I really don’t think it gets better than that (even though I'd be okay with a little less Poison Ivy).  

                                      

Bumblebees with Kelsey

I’m spending my summer studying Bombus impatiens, or the impatient bumblebee, which is a common species in the Harvard Forest. This summer’s large experiment investigates how temporary food surpluses, or resource pulses, affect bumblebees when occurring at different points of the bees’ colony cycle. Colonies given an early resource pulse (like the typically early bloom of the forest canopy) could produce larger and more viable workers, and more queens at the end of the summer.

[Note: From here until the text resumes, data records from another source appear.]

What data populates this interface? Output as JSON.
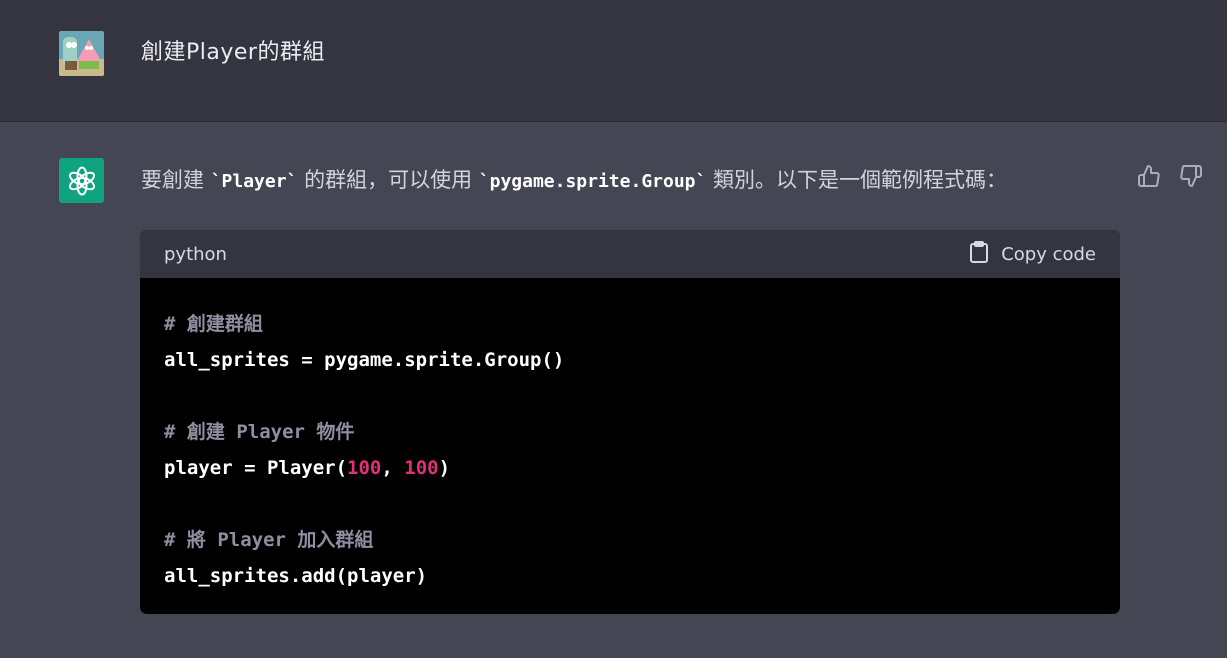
{
  "user_message": {
    "text": "創建Player的群組",
    "avatar": "user-avatar-icon"
  },
  "assistant_message": {
    "avatar": "openai-logo-icon",
    "text_before": "要創建",
    "code_1": "`Player`",
    "text_middle": "的群組，可以使用",
    "code_2": "`pygame.sprite.Group`",
    "text_after": "類別。以下是一個範例程式碼："
  },
  "feedback": {
    "thumbs_up_icon": "thumbs-up-icon",
    "thumbs_down_icon": "thumbs-down-icon"
  },
  "code_block": {
    "language": "python",
    "copy_label": "Copy code",
    "copy_icon": "clipboard-icon",
    "lines": {
      "l1_comment": "# 創建群組",
      "l2": "all_sprites = pygame.sprite.Group()",
      "l4_comment": "# 創建 Player 物件",
      "l5_pre": "player = Player(",
      "l5_n1": "100",
      "l5_sep": ", ",
      "l5_n2": "100",
      "l5_post": ")",
      "l7_comment": "# 將 Player 加入群組",
      "l8": "all_sprites.add(player)"
    }
  },
  "colors": {
    "user_bg": "#343541",
    "assistant_bg": "#444654",
    "brand_green": "#10a37f",
    "code_bg": "#000000",
    "number_color": "#df3079"
  }
}
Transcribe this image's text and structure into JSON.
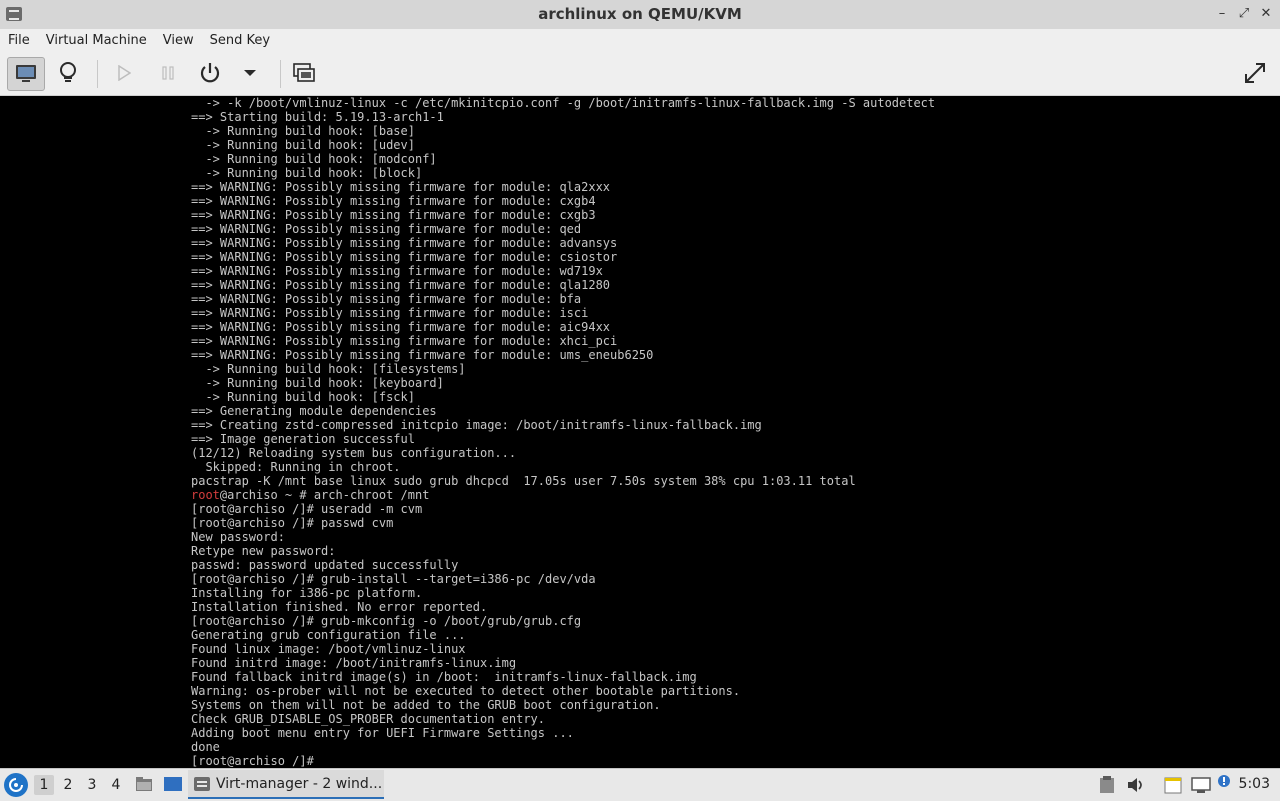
{
  "window": {
    "title": "archlinux on QEMU/KVM",
    "buttons": [
      "–",
      "⤢",
      "✕"
    ]
  },
  "menu": [
    "File",
    "Virtual Machine",
    "View",
    "Send Key"
  ],
  "toolbar": {
    "icons": [
      "console-icon",
      "lightbulb-icon",
      "play-icon",
      "pause-icon",
      "power-icon",
      "dropdown-icon",
      "snapshot-icon",
      "fullscreen-icon"
    ]
  },
  "console": {
    "lines": [
      "  -> -k /boot/vmlinuz-linux -c /etc/mkinitcpio.conf -g /boot/initramfs-linux-fallback.img -S autodetect",
      "==> Starting build: 5.19.13-arch1-1",
      "  -> Running build hook: [base]",
      "  -> Running build hook: [udev]",
      "  -> Running build hook: [modconf]",
      "  -> Running build hook: [block]",
      "==> WARNING: Possibly missing firmware for module: qla2xxx",
      "==> WARNING: Possibly missing firmware for module: cxgb4",
      "==> WARNING: Possibly missing firmware for module: cxgb3",
      "==> WARNING: Possibly missing firmware for module: qed",
      "==> WARNING: Possibly missing firmware for module: advansys",
      "==> WARNING: Possibly missing firmware for module: csiostor",
      "==> WARNING: Possibly missing firmware for module: wd719x",
      "==> WARNING: Possibly missing firmware for module: qla1280",
      "==> WARNING: Possibly missing firmware for module: bfa",
      "==> WARNING: Possibly missing firmware for module: isci",
      "==> WARNING: Possibly missing firmware for module: aic94xx",
      "==> WARNING: Possibly missing firmware for module: xhci_pci",
      "==> WARNING: Possibly missing firmware for module: ums_eneub6250",
      "  -> Running build hook: [filesystems]",
      "  -> Running build hook: [keyboard]",
      "  -> Running build hook: [fsck]",
      "==> Generating module dependencies",
      "==> Creating zstd-compressed initcpio image: /boot/initramfs-linux-fallback.img",
      "==> Image generation successful",
      "(12/12) Reloading system bus configuration...",
      "  Skipped: Running in chroot.",
      "pacstrap -K /mnt base linux sudo grub dhcpcd  17.05s user 7.50s system 38% cpu 1:03.11 total",
      "@ROOT@ # arch-chroot /mnt",
      "[root@archiso /]# useradd -m cvm",
      "[root@archiso /]# passwd cvm",
      "New password:",
      "Retype new password:",
      "passwd: password updated successfully",
      "[root@archiso /]# grub-install --target=i386-pc /dev/vda",
      "Installing for i386-pc platform.",
      "Installation finished. No error reported.",
      "[root@archiso /]# grub-mkconfig -o /boot/grub/grub.cfg",
      "Generating grub configuration file ...",
      "Found linux image: /boot/vmlinuz-linux",
      "Found initrd image: /boot/initramfs-linux.img",
      "Found fallback initrd image(s) in /boot:  initramfs-linux-fallback.img",
      "Warning: os-prober will not be executed to detect other bootable partitions.",
      "Systems on them will not be added to the GRUB boot configuration.",
      "Check GRUB_DISABLE_OS_PROBER documentation entry.",
      "Adding boot menu entry for UEFI Firmware Settings ...",
      "done",
      "[root@archiso /]# "
    ],
    "root_prompt_user": "root",
    "root_prompt_rest": "@archiso ~"
  },
  "taskbar": {
    "desktops": [
      "1",
      "2",
      "3",
      "4"
    ],
    "task_label": "Virt-manager - 2 wind...",
    "clock": "5:03"
  }
}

I’m interested in how differences in size between bees of the same species, or even the same colonies, affect where bees are more likely to forage due to differences in flight energetics. 

After a few weeks of prep, we have started the big resource pulse experiment. First, we mark the bees with colored paint pens so we can identify each bee by its hive and approximate life span. 

       

Then, we set up clear tubes from our hives to these big structures, called hoophouses, which are full of flowers. 
                                  

After pouring some sugar water down the tubes, we can observe bees flying through the tubes to their resources in the hoophouses and bringing pollen back to the hive. Last week was my first time seeing the bees hard at work, flying through the tubes!

  

Last week brought another exciting event when we also had Drew Faust, the President of Harvard University, visit the forest. She stopped by our field site to see the bees on her tour. 

                                                                    

I’ve had a lot of fun learning to work with bees (especially because we’re three weeks in and I still haven’t gotten stung). I work with Dash everyday and he is starting to teach me how to identify the pollen we find on our bees.